If someone wants to actually try, the data can be loaded like this:

import dask.dataframe as dd
df = dd.read_parquet('s3://esipfed/ebird/EOD_CLO_2016.parq.gz',
            storage_options={'anon': True, 'use_ssl': False})

Note: Although I called this dataset EOD_CLO_2016.parq.gz, it is chunked over many objects in the S3 bucket to facilitate parallelization.

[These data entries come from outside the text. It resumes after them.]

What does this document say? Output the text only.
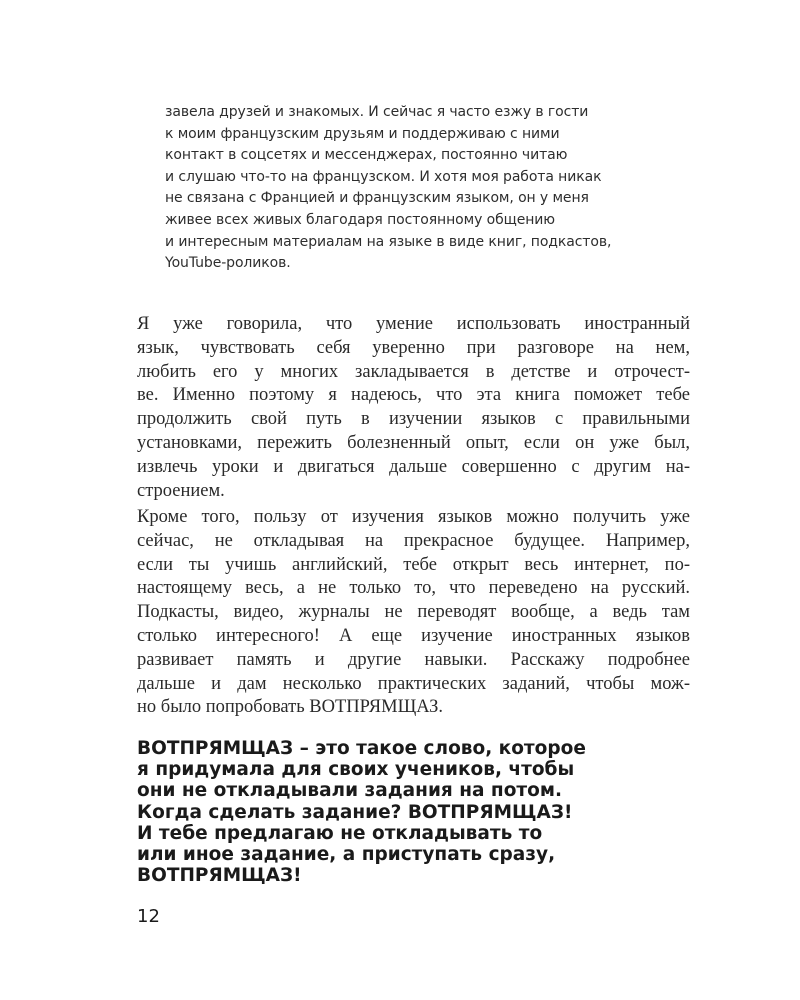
завела друзей и знакомых. И сейчас я часто езжу в гости
к моим французским друзьям и поддерживаю с ними
контакт в соцсетях и мессенджерах, постоянно читаю
и слушаю что-то на французском. И хотя моя работа никак
не связана с Францией и французским языком, он у меня
живее всех живых благодаря постоянному общению
и интересным материалам на языке в виде книг, подкастов,
YouTube-роликов.
Я уже говорила, что умение использовать иностранный
язык, чувствовать себя уверенно при разговоре на нем,
любить его у многих закладывается в детстве и отрочест-
ве. Именно поэтому я надеюсь, что эта книга поможет тебе
продолжить свой путь в изучении языков с правильными
установками, пережить болезненный опыт, если он уже был,
извлечь уроки и двигаться дальше совершенно с другим на-
строением.
Кроме того, пользу от изучения языков можно получить уже
сейчас, не откладывая на прекрасное будущее. Например,
если ты учишь английский, тебе открыт весь интернет, по-
настоящему весь, а не только то, что переведено на русский.
Подкасты, видео, журналы не переводят вообще, а ведь там
столько интересного! А еще изучение иностранных языков
развивает память и другие навыки. Расскажу подробнее
дальше и дам несколько практических заданий, чтобы мож-
но было попробовать ВОТПРЯМЩАЗ.
ВОТПРЯМЩАЗ – это такое слово, которое
я придумала для своих учеников, чтобы
они не откладывали задания на потом.
Когда сделать задание? ВОТПРЯМЩАЗ!
И тебе предлагаю не откладывать то
или иное задание, а приступать сразу,
ВОТПРЯМЩАЗ!
12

Each chunk is gzipped.

Is there any way to do this compuation on the fly in a distributed way or do I need to write another data file with the yearday column before I use groupby to do the scalable part?

Solution

Following what you did on your notebook I'd modify the steps before the groupby in the following way

df = dd.read_parquet('s3://esipfed/ebird/EOD_CLO_2016.parq.gz',
                     columns=['YEAR', 'MONTH', 'DAY', 'DECIMALLATITUDE',
                              'DECIMALLONGITUDE', 'VERNACULARNAME'],
                     storage_options={'anon': True, 'use_ssl': False})

df = df.map_partitions(lambda df: df.assign(yearday=pd.to_datetime(df[['YEAR', 'MONTH', 'DAY']]).dt.dayofyear,
                                            lat=np.deg2rad(df['DECIMALLATITUDE'].values),
                                            lon=np.deg2rad(df['DECIMALLONGITUDE'].values)),

                        meta={'YEAR':'i8', 'MONTH':'i8', 'DAY':'i8',
                              'DECIMALLATITUDE':'f8','DECIMALLONGITUDE':'f8',
                              'VERNACULARNAME':'object',
                              'yearday':'i8', 'lat':'f8', 'lon':'f8'})

df = df.map_partitions(lambda df :df.assign(x=np.cos(df['lat'].values) * np.cos(df['lon'].values),
                                            y=np.cos(df['lat'].values) * np.sin(df['lon'].values),
                                            z=np.sin(df['lat'].values)),
                       meta={'YEAR':'i8', 'MONTH':'i8', 'DAY':'i8',
                              'DECIMALLATITUDE':'f8','DECIMALLONGITUDE':'f8',
                              'VERNACULARNAME':'object',
                              'yearday':'i8', 'lat':'f8', 'lon':'f8',
                              'x':'f8', 'y':'f8', 'z':'f8'})

UPDATE: I'm not sure if is a good idea to have your data stored as a single and zipped file instead of multiple files. Have you consider different options?

UPDATE 2: Given that the conversion from degrees to radians is linear you can calculate lon, lat and then x,y,z after the groupby.